1 Américain sur 25 tirera sur quelqu’un

Dans cet état d’esprit, les résultats d’une enquête menée auprès de 8.620 Américains par le respecté cabinet d’études de marché Ipsos ne semblent même pas surprenants.

De nombreux Américains supposent que la situation va devenir complètement incontrôlable dans les prochaines années. Un nombre stupéfiant – un mot souvent utilisé de manière abusive dans le journalisme, mais qui est approprié ici – de 50% des Américains supposent qu’une guerre civile va éclater dans les prochaines années. Les émeutes du 6 janvier 2021 au Capitole ne seraient donc que le prélude à un véritable conflit armé. Près de 20% des sondés souhaitent s’armer en cas de troubles politiques au cours des prochaines années. En conclusion, un Américain sur 25, pense qu’il va tirer sur quelqu’un.

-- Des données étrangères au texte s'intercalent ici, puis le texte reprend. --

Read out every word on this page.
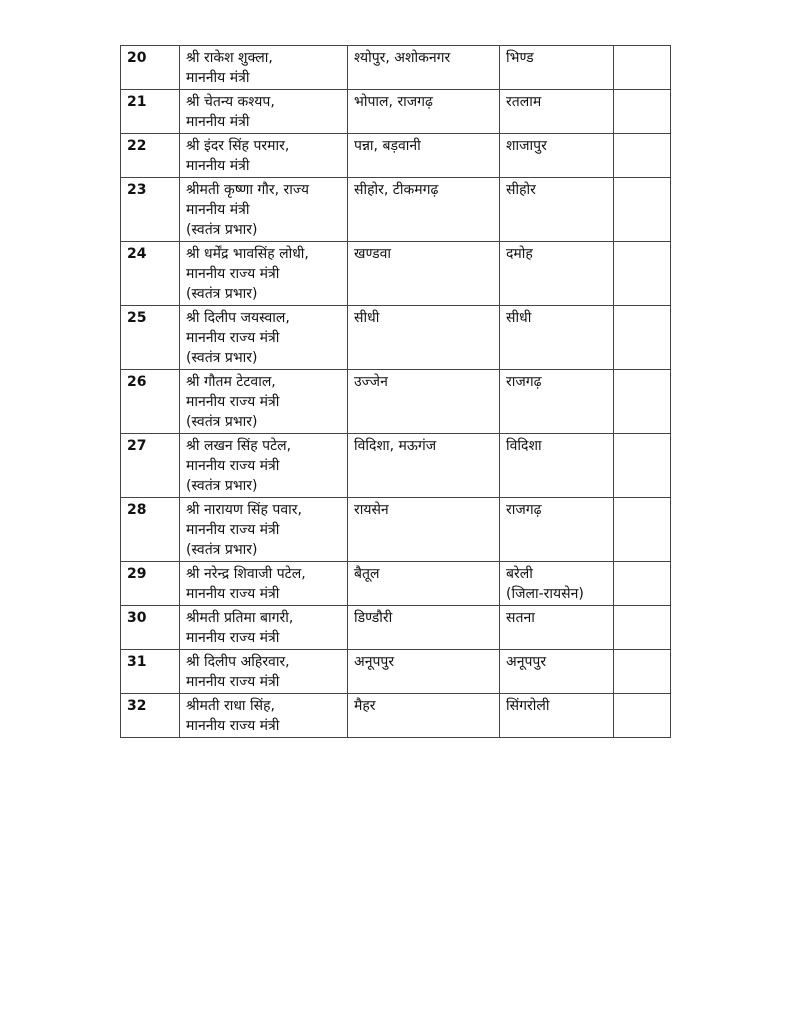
20	श्री राकेश शुक्ला,
माननीय मंत्री	श्योपुर, अशोकनगर	भिण्ड	

21	श्री चेतन्य कश्यप,
माननीय मंत्री	भोपाल, राजगढ़	रतलाम	

22	श्री इंदर सिंह परमार,
माननीय मंत्री	पन्ना, बड़वानी	शाजापुर	

23	श्रीमती कृष्णा गौर, राज्य
माननीय मंत्री
(स्वतंत्र प्रभार)	सीहोर, टीकमगढ़	सीहोर	

24	श्री धर्मेंद्र भावसिंह लोधी,
माननीय राज्य मंत्री
(स्वतंत्र प्रभार)	खण्डवा	दमोह	

25	श्री दिलीप जयस्वाल,
माननीय राज्य मंत्री
(स्वतंत्र प्रभार)	सीधी	सीधी	

26	श्री गौतम टेटवाल,
माननीय राज्य मंत्री
(स्वतंत्र प्रभार)	उज्जेन	राजगढ़	

27	श्री लखन सिंह पटेल,
माननीय राज्य मंत्री
(स्वतंत्र प्रभार)	विदिशा, मऊगंज	विदिशा	

28	श्री नारायण सिंह पवार,
माननीय राज्य मंत्री
(स्वतंत्र प्रभार)	रायसेन	राजगढ़	

29	श्री नरेन्द्र शिवाजी पटेल,
माननीय राज्य मंत्री	बैतूल	बरेली
(जिला-रायसेन)	

30	श्रीमती प्रतिमा बागरी,
माननीय राज्य मंत्री	डिण्डौरी	सतना	

31	श्री दिलीप अहिरवार,
माननीय राज्य मंत्री	अनूपपुर	अनूपपुर	

32	श्रीमती राधा सिंह,
माननीय राज्य मंत्री	मैहर	सिंगरोली	
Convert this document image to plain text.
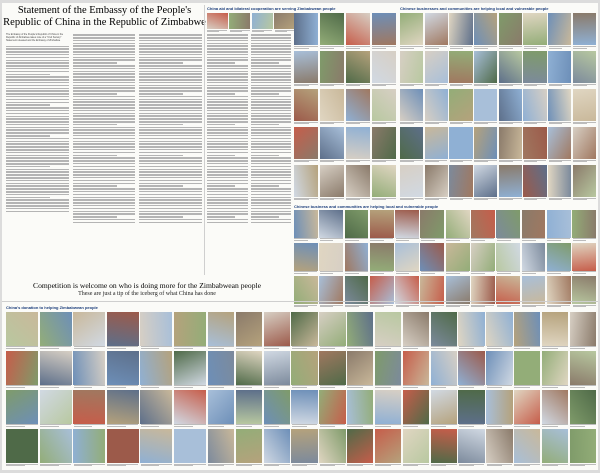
Statement of the Embassy of the People's
Republic of China in the Republic of Zimbabwe

The Embassy of the People's Republic of China in the Republic of Zimbabwe takes note of a "Civil Society" Statement released and the Embassy of Zimbabwe

China aid and bilateral cooperation are serving Zimbabwean people	Chinese businesses and communities are helping local and vulnerable people
Chinese business and communities are helping local and vulnerable people
China's donation to helping Zimbabwean people
Competition is welcome on who is doing more for the Zimbabwean people
These are just a tip of the iceberg of what China has done
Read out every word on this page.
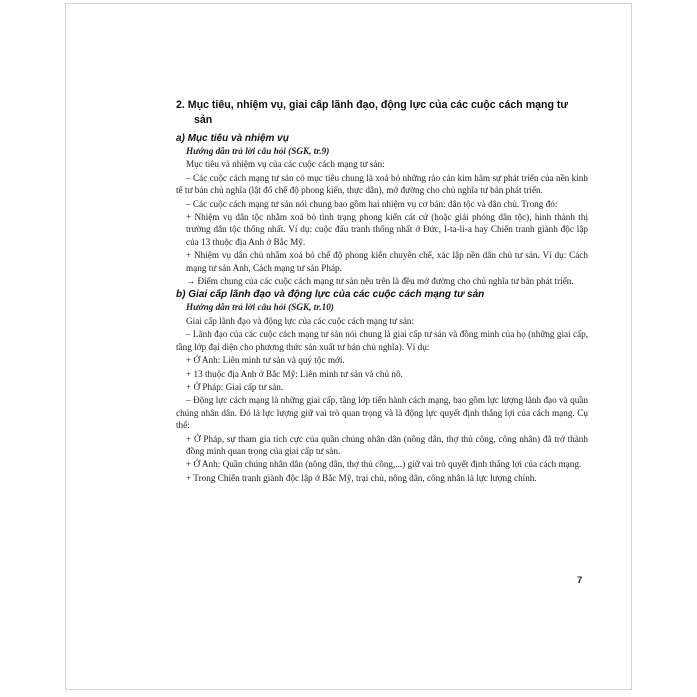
2. Mục tiêu, nhiệm vụ, giai cấp lãnh đạo, động lực của các cuộc cách mạng tư sản
a) Mục tiêu và nhiệm vụ
Hướng dẫn trả lời câu hỏi (SGK, tr.9)
Mục tiêu và nhiệm vụ của các cuộc cách mạng tư sản:
– Các cuộc cách mạng tư sản có mục tiêu chung là xoá bỏ những rào cản kìm hãm sự phát triển của nền kinh tế tư bản chủ nghĩa (lật đổ chế độ phong kiến, thực dân), mở đường cho chủ nghĩa tư bản phát triển.
– Các cuộc cách mạng tư sản nói chung bao gồm hai nhiệm vụ cơ bản: dân tộc và dân chủ. Trong đó:
+ Nhiệm vụ dân tộc nhằm xoá bỏ tình trạng phong kiến cát cứ (hoặc giải phóng dân tộc), hình thành thị trường dân tộc thống nhất. Ví dụ: cuộc đấu tranh thống nhất ở Đức, I-ta-li-a hay Chiến tranh giành độc lập của 13 thuộc địa Anh ở Bắc Mỹ.
+ Nhiệm vụ dân chủ nhằm xoá bỏ chế độ phong kiến chuyên chế, xác lập nền dân chủ tư sản. Ví dụ: Cách mạng tư sản Anh, Cách mạng tư sản Pháp.
→ Điểm chung của các cuộc cách mạng tư sản nêu trên là đều mở đường cho chủ nghĩa tư bản phát triển.
b) Giai cấp lãnh đạo và động lực của các cuộc cách mạng tư sản
Hướng dẫn trả lời câu hỏi (SGK, tr.10)
Giai cấp lãnh đạo và động lực của các cuộc cách mạng tư sản:
– Lãnh đạo của các cuộc cách mạng tư sản nói chung là giai cấp tư sản và đồng minh của họ (những giai cấp, tầng lớp đại diện cho phương thức sản xuất tư bản chủ nghĩa). Ví dụ:
+ Ở Anh: Liên minh tư sản và quý tộc mới.
+ 13 thuộc địa Anh ở Bắc Mỹ: Liên minh tư sản và chủ nô.
+ Ở Pháp: Giai cấp tư sản.
– Động lực cách mạng là những giai cấp, tầng lớp tiến hành cách mạng, bao gồm lực lượng lãnh đạo và quần chúng nhân dân. Đó là lực lượng giữ vai trò quan trọng và là động lực quyết định thắng lợi của cách mạng. Cụ thể:
+ Ở Pháp, sự tham gia tích cực của quần chúng nhân dân (nông dân, thợ thủ công, công nhân) đã trở thành đồng minh quan trọng của giai cấp tư sản.
+ Ở Anh: Quần chúng nhân dân (nông dân, thợ thủ công,...) giữ vai trò quyết định thắng lợi của cách mạng.
+ Trong Chiến tranh giành độc lập ở Bắc Mỹ, trại chủ, nông dân, công nhân là lực lượng chính.
7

Le dialogue n’est plus possible

Il y a beaucoup de problèmes aux États-Unis, et le grand nombre d’armes en circulation n’est que l’un d’entre eux. Le pire, cependant, est la polarisation de la société en deux grands blocs idéologiques et que ces deux groupes ne se parlent plus, tous deux convaincus de leur bon droit. Quiconque a des connaissances aux États-Unis sait que les amitiés entre républicains et démocrates ne sont plus possibles. Il ne reste que deux options : rompre l’amitié ou éviter de parler de politique.

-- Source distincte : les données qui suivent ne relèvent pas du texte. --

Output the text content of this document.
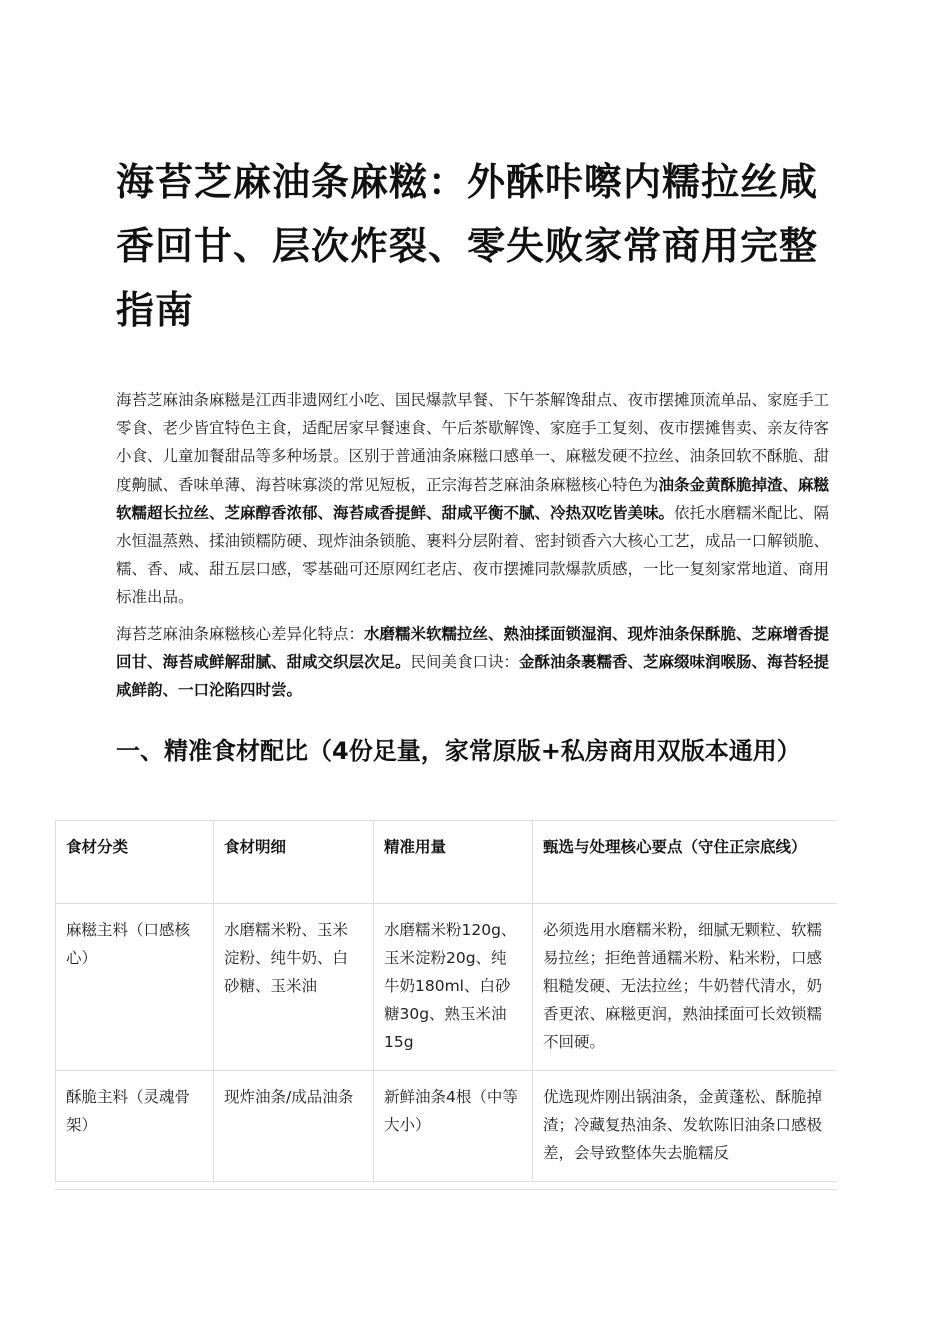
海苔芝麻油条麻糍：外酥咔嚓内糯拉丝咸香回甘、层次炸裂、零失败家常商用完整指南

海苔芝麻油条麻糍是江西非遗网红小吃、国民爆款早餐、下午茶解馋甜点、夜市摆摊顶流单品、家庭手工零食、老少皆宜特色主食，适配居家早餐速食、午后茶歇解馋、家庭手工复刻、夜市摆摊售卖、亲友待客小食、儿童加餐甜品等多种场景。区别于普通油条麻糍口感单一、麻糍发硬不拉丝、油条回软不酥脆、甜度齁腻、香味单薄、海苔味寡淡的常见短板，正宗海苔芝麻油条麻糍核心特色为油条金黄酥脆掉渣、麻糍软糯超长拉丝、芝麻醇香浓郁、海苔咸香提鲜、甜咸平衡不腻、冷热双吃皆美味。依托水磨糯米配比、隔水恒温蒸熟、揉油锁糯防硬、现炸油条锁脆、裹料分层附着、密封锁香六大核心工艺，成品一口解锁脆、糯、香、咸、甜五层口感，零基础可还原网红老店、夜市摆摊同款爆款质感，一比一复刻家常地道、商用标准出品。

海苔芝麻油条麻糍核心差异化特点：水磨糯米软糯拉丝、熟油揉面锁湿润、现炸油条保酥脆、芝麻增香提回甘、海苔咸鲜解甜腻、甜咸交织层次足。民间美食口诀：金酥油条裹糯香、芝麻缀味润喉肠、海苔轻提咸鲜韵、一口沦陷四时尝。

一、精准食材配比（4份足量，家常原版+私房商用双版本通用）
食材分类	食材明细	精准用量	甄选与处理核心要点（守住正宗底线）
麻糍主料（口感核心）	水磨糯米粉、玉米淀粉、纯牛奶、白砂糖、玉米油	水磨糯米粉120g、玉米淀粉20g、纯牛奶180ml、白砂糖30g、熟玉米油15g	必须选用水磨糯米粉，细腻无颗粒、软糯易拉丝；拒绝普通糯米粉、粘米粉，口感粗糙发硬、无法拉丝；牛奶替代清水，奶香更浓、麻糍更润，熟油揉面可长效锁糯不回硬。
酥脆主料（灵魂骨架）	现炸油条/成品油条	新鲜油条4根（中等大小）	优选现炸刚出锅油条，金黄蓬松、酥脆掉渣；冷藏复热油条、发软陈旧油条口感极差，会导致整体失去脆糯反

« The winner takes it all » aux États-Unis

En fait, il s’agit d’une conséquence du système « first past the post » qui caractérise les pays anglo-saxons. Après tout, il n’y a toujours qu’un seul gagnant aux élections et non un groupe de gagnants. Ce que l’un gagne, l’autre le perd. En Europe continentale, il est parfaitement possible pour plusieurs partis de se déclarer vainqueurs parce qu’ils ont tous progressé. Ce n’est pas le cas aux États-Unis, où toutes les élections ont un seul gagnant, que ce soit pour le Sénat, la Chambre des représentants ou la présidence.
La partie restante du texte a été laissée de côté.